Ognuno di noi accetta il distacco dalle persone che ama, c'è chi fa l'ennesima missione per pagare il proprio mutuo di casa, chi magari cerca di rimandare il matrimonio con la fidanzata di una vita, chi è alla sua prima missione e non sa che cosa l'aspetta e forse è proprio per questo che ha accettato, chi cerca solo di cancellare una macchia dal proprio passato.
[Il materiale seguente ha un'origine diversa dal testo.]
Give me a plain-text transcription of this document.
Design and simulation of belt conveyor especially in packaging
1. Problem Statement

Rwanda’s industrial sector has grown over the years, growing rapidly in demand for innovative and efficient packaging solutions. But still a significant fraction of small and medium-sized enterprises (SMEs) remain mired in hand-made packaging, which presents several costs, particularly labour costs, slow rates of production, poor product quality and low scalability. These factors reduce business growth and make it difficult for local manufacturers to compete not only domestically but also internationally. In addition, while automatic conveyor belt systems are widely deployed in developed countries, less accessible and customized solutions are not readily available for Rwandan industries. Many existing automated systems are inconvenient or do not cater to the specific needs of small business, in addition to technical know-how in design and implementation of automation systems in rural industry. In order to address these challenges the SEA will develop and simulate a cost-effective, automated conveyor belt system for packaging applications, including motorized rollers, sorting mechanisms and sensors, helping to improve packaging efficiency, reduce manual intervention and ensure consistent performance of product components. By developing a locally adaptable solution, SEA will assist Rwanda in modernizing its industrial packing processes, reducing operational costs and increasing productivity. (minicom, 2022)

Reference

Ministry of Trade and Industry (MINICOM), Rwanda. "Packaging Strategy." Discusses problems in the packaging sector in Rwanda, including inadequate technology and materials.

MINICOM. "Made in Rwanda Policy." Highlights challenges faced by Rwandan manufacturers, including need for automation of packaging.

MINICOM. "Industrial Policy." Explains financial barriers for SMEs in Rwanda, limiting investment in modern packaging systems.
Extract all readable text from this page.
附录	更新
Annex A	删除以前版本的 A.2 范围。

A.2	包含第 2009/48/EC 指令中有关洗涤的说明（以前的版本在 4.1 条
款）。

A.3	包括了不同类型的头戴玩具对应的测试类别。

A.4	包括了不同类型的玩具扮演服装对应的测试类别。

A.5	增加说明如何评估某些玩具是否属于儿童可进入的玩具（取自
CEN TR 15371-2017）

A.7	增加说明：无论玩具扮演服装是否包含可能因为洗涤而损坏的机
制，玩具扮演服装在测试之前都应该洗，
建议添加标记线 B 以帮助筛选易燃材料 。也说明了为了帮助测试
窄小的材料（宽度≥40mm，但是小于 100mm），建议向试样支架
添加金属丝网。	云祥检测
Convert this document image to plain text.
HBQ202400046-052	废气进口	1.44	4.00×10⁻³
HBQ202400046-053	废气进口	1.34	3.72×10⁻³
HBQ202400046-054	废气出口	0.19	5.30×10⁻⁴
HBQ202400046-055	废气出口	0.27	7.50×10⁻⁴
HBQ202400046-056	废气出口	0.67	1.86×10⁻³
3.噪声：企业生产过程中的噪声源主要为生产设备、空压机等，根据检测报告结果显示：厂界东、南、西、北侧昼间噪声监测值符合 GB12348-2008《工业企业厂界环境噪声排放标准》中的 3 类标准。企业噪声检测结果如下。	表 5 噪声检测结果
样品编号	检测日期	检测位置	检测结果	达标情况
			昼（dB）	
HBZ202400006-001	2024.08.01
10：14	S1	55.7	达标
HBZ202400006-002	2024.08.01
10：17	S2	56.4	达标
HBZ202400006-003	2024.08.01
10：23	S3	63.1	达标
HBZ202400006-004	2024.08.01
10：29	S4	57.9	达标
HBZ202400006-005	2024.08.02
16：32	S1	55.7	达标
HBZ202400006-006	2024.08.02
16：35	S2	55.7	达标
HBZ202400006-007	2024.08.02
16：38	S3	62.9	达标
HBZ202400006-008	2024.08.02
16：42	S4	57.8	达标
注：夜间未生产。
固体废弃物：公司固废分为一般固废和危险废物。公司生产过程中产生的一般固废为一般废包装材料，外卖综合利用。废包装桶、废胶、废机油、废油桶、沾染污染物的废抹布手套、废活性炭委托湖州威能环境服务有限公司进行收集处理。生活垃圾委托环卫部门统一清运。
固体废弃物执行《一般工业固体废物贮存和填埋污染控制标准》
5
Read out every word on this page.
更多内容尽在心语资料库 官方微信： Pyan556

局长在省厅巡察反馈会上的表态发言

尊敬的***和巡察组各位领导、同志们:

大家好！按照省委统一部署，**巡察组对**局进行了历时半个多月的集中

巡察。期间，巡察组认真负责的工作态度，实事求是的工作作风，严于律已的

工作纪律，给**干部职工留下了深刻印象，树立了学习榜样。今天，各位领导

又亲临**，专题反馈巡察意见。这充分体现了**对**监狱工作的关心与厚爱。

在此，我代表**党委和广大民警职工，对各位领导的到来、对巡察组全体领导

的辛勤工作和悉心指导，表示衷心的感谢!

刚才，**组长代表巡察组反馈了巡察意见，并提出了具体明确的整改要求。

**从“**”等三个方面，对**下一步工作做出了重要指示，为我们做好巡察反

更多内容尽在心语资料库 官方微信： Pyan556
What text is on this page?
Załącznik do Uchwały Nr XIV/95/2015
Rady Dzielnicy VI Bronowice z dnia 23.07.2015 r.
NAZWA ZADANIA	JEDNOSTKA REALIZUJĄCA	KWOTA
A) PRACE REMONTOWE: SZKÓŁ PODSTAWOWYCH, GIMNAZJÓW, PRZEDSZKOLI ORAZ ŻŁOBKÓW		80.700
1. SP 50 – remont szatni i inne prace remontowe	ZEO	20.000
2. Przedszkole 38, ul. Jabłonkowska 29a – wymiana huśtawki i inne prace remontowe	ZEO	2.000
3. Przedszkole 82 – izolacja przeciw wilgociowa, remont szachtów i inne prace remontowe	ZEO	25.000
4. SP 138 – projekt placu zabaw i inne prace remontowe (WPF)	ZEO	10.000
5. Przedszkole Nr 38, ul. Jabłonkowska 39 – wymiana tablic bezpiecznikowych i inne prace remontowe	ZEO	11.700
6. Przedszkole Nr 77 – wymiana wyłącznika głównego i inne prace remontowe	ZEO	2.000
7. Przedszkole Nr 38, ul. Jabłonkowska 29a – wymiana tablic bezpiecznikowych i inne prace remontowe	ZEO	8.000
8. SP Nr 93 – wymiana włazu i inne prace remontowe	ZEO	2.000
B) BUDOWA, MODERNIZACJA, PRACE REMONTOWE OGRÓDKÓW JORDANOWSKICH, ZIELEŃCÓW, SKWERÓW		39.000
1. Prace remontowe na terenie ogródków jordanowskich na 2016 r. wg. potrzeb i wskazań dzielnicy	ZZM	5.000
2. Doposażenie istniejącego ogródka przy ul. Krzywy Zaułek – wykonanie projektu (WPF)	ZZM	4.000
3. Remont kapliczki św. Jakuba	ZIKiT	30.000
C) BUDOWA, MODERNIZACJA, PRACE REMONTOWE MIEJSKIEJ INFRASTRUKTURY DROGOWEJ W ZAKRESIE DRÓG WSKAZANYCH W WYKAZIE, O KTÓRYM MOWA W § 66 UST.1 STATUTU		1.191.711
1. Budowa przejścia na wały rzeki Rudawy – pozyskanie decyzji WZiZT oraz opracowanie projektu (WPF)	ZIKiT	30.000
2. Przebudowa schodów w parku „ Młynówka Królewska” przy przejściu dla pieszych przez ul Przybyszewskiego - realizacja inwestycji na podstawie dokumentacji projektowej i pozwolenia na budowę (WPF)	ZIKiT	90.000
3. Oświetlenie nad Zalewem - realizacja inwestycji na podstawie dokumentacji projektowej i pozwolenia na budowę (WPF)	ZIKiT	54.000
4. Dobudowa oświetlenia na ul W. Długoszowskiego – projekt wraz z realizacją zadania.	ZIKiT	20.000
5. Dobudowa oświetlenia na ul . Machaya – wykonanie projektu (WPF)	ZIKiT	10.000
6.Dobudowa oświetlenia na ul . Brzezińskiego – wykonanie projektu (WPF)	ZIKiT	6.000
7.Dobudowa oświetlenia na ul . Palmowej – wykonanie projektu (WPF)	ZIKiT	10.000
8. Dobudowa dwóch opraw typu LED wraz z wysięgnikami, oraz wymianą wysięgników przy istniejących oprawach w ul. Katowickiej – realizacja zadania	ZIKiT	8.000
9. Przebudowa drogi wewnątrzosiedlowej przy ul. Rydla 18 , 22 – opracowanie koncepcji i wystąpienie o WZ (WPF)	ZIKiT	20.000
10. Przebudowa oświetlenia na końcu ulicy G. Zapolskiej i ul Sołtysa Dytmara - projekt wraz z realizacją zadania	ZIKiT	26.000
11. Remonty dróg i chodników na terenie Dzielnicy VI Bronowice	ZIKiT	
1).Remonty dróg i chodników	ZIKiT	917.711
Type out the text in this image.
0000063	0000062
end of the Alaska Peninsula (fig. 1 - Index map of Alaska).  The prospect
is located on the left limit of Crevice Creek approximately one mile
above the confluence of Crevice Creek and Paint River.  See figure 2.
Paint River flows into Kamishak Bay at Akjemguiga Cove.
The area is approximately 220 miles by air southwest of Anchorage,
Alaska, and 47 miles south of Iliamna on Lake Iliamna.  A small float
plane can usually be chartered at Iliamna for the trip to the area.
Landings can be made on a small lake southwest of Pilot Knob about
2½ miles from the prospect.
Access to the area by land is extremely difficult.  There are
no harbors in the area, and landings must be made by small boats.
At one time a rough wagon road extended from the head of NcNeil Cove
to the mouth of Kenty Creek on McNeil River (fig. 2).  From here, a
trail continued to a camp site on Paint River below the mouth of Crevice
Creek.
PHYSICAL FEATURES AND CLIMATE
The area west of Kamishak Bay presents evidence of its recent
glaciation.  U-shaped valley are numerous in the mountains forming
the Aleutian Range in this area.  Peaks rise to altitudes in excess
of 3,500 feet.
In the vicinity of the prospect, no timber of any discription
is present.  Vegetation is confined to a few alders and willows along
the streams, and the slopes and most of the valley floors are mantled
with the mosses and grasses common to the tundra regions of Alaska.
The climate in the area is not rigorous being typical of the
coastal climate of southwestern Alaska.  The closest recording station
Tutti hanno qualcosa di personale e privato da chiedere a questa missione, ma tutti, indistintamente, ora abbracciano i loro cari, perché non importa chi sei, o perché stai per partire su quell’aereo, l’unica cosa che non vuoi è partire da solo. Io non sapevo cosa mi aspettasse laggiù, partivo con l’incarico da conduttore mezzi ruotati, ma sapevo bene che non avrei dovuto soltanto guidare mezzi pesanti, ma avrei anche dovuto gestire l’ufficio logistico con un altro collega e un maresciallo.
Eravamo sui mezzi, diretti verso l’aeroporto Ronchi dei Legionari di Trieste. Ognuno di noi faceva le ultime telefonate per sentire i propri cari e la ragazza. I saluti sono i momenti più brutti, ma inevitabili.